The fact that your name is on a list only means that you are registered to vote, which is easy for non-citizens to do. As for showing your license when you vote, non-citizens can get driver’s licenses too, you know. I don’t see where anything I reported was “misinformation”; I had first hand experience with exactly the kind of voter fraud described in the article. If you have evidence that what was reported is false, you are free to present it.
Oh well then my apologies. I suggest you go have a talk with Aldebaran and get that whole moronic thing standardized. He at least manages to excuse it based on dyslexia, a foreign language and a keyboard with no roman letters on it.
Could you maybe address the actual points of my post? I mean as opposed to being the banner bearer for Bolivian aspirations to be known as Americans.

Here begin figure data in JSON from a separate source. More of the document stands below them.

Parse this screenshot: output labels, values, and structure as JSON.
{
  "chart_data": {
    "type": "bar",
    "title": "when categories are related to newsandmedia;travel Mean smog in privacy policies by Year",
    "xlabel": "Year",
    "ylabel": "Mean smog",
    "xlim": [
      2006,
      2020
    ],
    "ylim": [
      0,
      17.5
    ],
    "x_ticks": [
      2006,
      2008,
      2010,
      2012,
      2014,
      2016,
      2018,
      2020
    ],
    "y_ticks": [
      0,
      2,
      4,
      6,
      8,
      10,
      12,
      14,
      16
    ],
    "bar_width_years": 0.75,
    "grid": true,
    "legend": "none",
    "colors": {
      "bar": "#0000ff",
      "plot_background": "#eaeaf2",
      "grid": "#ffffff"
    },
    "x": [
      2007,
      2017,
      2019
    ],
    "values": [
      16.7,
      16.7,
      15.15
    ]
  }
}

I can’t understand the uncertainly. :rolleyes: Show me any conceivable case where foreign citizens living in their own country would be more affected than US citizens living in the US. Possibly a war, but leaving right or wrong aside, residents of invaded countries never get polled.
Traditionally foreign citizens living IN a country have not had the right to vote, this is changing in certain European countries. http://perso.nnx.com/marion/english66.htm
There are debates on extending voting franchise to permanent residents for local elections in Japan, although it is opposed by the Liberal Democratic Party.
This, to me, is the most absurd part of this idea. It makes no difference to Americans who wins the election? I guess, living in Australia, your colleague doesn’t know about the tremendous differences there are between the two parties’ positions on many domestic issues.
“Usurped” is much too strong a word. I would call it the natural evolution of a language. The word “American” now means “a citizen of the USA”. That’s true even among people who live in the other nations of North and South America. For example, I lived in Canada for five years, and I assure you that the normal word we used to refer to people south of the border was “American”. We’d complain about all the American tourists, for example.
Logically, I agree, “American” should be used for a resident of the entire continents. But language is not always logical.